Prescribing limitations. Under current law, an opioid prescriber
is prevented from prescribing more than a seven-day supply of an opioid
to a patient that has not had an opioid prescription in the last 12 months
unless certain conditions apply. The executive director of DORA is
required to, by rule, limit the supply of a benzodiazepine that a prescriber
may prescribe to a patient who has not been prescribed benzodiazepine in
the last 12 months by that prescriber. Benzodiazepines may be prescribed
electronically. The current opioid prescribing limit is set to repeal
on September 1, 2021. The bill continues the prescribing limitation indefinitely.

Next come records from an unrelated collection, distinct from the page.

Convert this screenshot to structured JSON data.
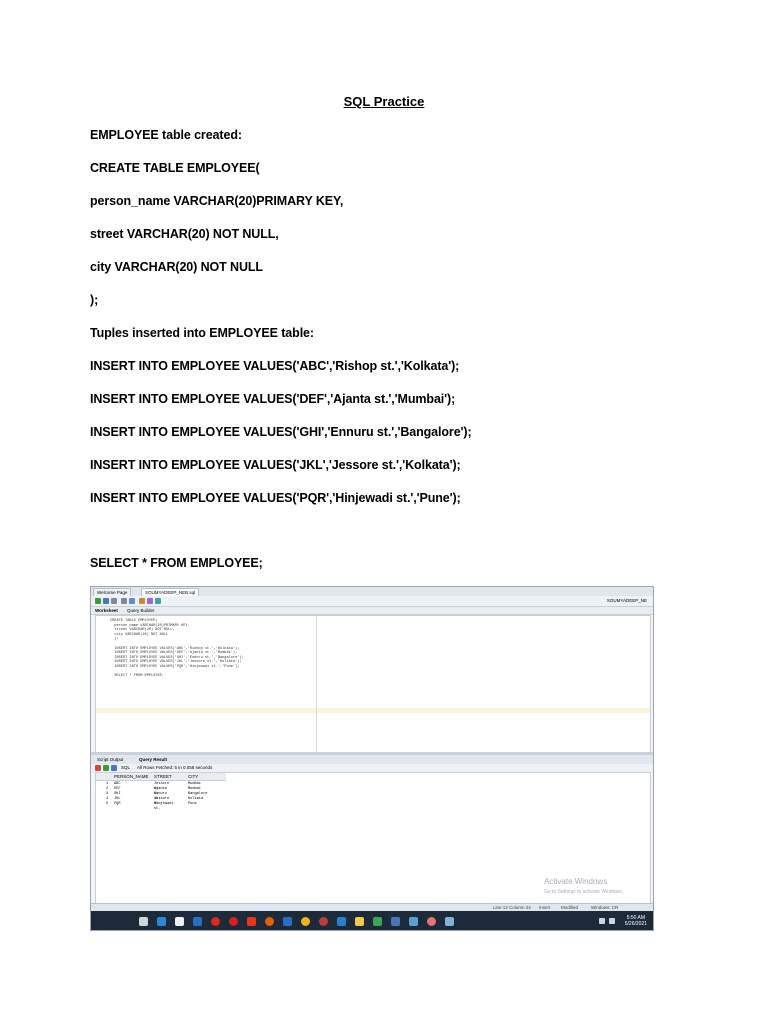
{
  "document": {
    "title": "SQL Practice",
    "lines": [
      "EMPLOYEE table created:",
      "CREATE TABLE EMPLOYEE(",
      "person_name VARCHAR(20)PRIMARY KEY,",
      "street VARCHAR(20) NOT NULL,",
      "city VARCHAR(20) NOT NULL",
      ");",
      "Tuples inserted into EMPLOYEE table:",
      "INSERT INTO EMPLOYEE VALUES('ABC','Rishop st.','Kolkata');",
      "INSERT INTO EMPLOYEE VALUES('DEF','Ajanta st.','Mumbai');",
      "INSERT INTO EMPLOYEE VALUES('GHI','Ennuru st.','Bangalore');",
      "INSERT INTO EMPLOYEE VALUES('JKL','Jessore st.','Kolkata');",
      "INSERT INTO EMPLOYEE VALUES('PQR','Hinjewadi st.','Pune');",
      "SELECT * FROM EMPLOYEE;"
    ]
  },
  "screenshot": {
    "tabs": [
      "Welcome Page",
      "SOUMYADEEP_NEB.sql"
    ],
    "connection": "SOUMYADEEP_NE",
    "subtabs": [
      "Worksheet",
      "Query Builder"
    ],
    "code": "CREATE TABLE EMPLOYEE(\n  person_name VARCHAR(20)PRIMARY KEY,\n  street VARCHAR(20) NOT NULL,\n  city VARCHAR(20) NOT NULL\n  );\n\n  INSERT INTO EMPLOYEE VALUES('ABC','Rishop st.','Kolkata');\n  INSERT INTO EMPLOYEE VALUES('DEF','Ajanta st.','Mumbai');\n  INSERT INTO EMPLOYEE VALUES('GHI','Ennuru st.','Bangalore');\n  INSERT INTO EMPLOYEE VALUES('JKL','Jessore st.','Kolkata');\n  INSERT INTO EMPLOYEE VALUES('PQR','Hinjewadi st.','Pune');\n\n  SELECT * FROM EMPLOYEE;",
    "output_tabs": [
      "Script Output",
      "Query Result"
    ],
    "sql_label": "SQL",
    "fetch_message": "All Rows Fetched: 5 in 0.058 seconds",
    "columns": [
      "PERSON_NAME",
      "STREET",
      "CITY"
    ],
    "rows": [
      [
        "1",
        "ABC",
        "Jessore st.",
        "Mumbai"
      ],
      [
        "2",
        "DEF",
        "Ajanta st.",
        "Mumbai"
      ],
      [
        "3",
        "GHI",
        "Ennuru st.",
        "Bangalore"
      ],
      [
        "4",
        "JKL",
        "Jessore st.",
        "Kolkata"
      ],
      [
        "5",
        "PQR",
        "Hinjewadi st.",
        "Pune"
      ]
    ],
    "watermark_title": "Activate Windows",
    "watermark_sub": "Go to Settings to activate Windows.",
    "status": [
      "Line 12 Column 24",
      "Insert",
      "Modified",
      "Windows: CR"
    ],
    "clock_time": "5:50 AM",
    "clock_date": "5/26/2021"
  }
}
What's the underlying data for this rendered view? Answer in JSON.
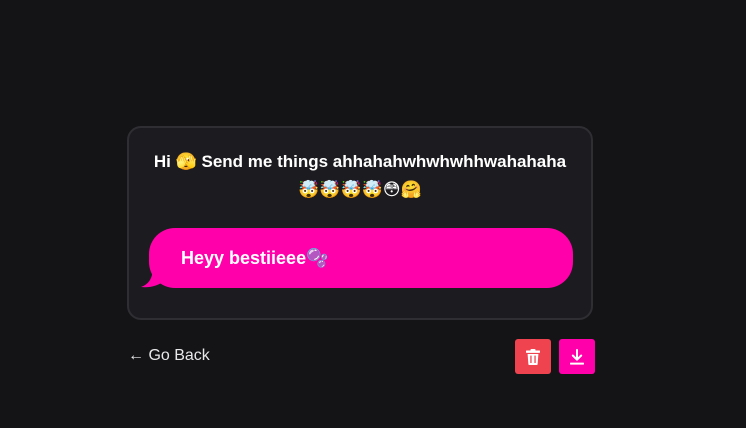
{
  "card": {
    "prompt": "Hi 🫣 Send me things ahhahahwhwhwhhwahahaha 🤯🤯🤯🤯😳🤗",
    "message": "Heyy bestiieee🫧"
  },
  "footer": {
    "back_label": "← Go Back",
    "delete_icon": "trash-icon",
    "download_icon": "download-icon"
  },
  "colors": {
    "background": "#141416",
    "card_background": "#1c1c20",
    "card_border": "#2e2e33",
    "bubble": "#ff00aa",
    "delete_button": "#ef4450",
    "download_button": "#ff00aa"
  }
}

Prescription drug monitoring program (PDMP). Under current law,
health care providers are required to query the PDMP before prescribing
a second fill for an opioid. This requirement, which is set to repeal
on September 1, 2021, is continued indefinitely by the bill. In addition,
the bill requires health care providers to query the PDMP before prescribing
or refilling a benzodiazepine. Lastly, the bill allows health information
organization networks to access to the program if the State Medical Board
can accomplish this with existing program funds.
Education for providers. The bill authorizes the Center for Research
into Substance Use Disorder Prevention, Treatment, and Recovery Support
Strategies (center) at the Colorado Health Sciences Center to include in
its educational activities the best practices for prescribing benzodiazepines
and the potential harm of inappropriately limiting prescriptions to chronic
pain patients. The bill adds an emphasis for these educational activities
to be directed to physicians, physician assistants, nurses, and dentists
serving underserved populations and communities. In addition, the
bill directs the executive director of DORA to consult with the center
and the State Medical Board to promulgate rules establishing competency-based
continuing education requirements for physicians and physicianâs assistants
concerning prescribing practices for opioids.
Colorado Substance Use Disorders Prevention Collaborative. The
bill directs the Office of Behavioral Health in the Department of Human
Services to convene a collaborative with institutions of higher education,
nonprofit agencies, and state agencies to gather feedback on evidence-based
prevention practices and other functions related to preventative health,
to be funded from the Marijuana Tax Cash Fund. The office is required
to report its progress to the General Assembly each September from 2022
to 2025, when the collaborative repeals.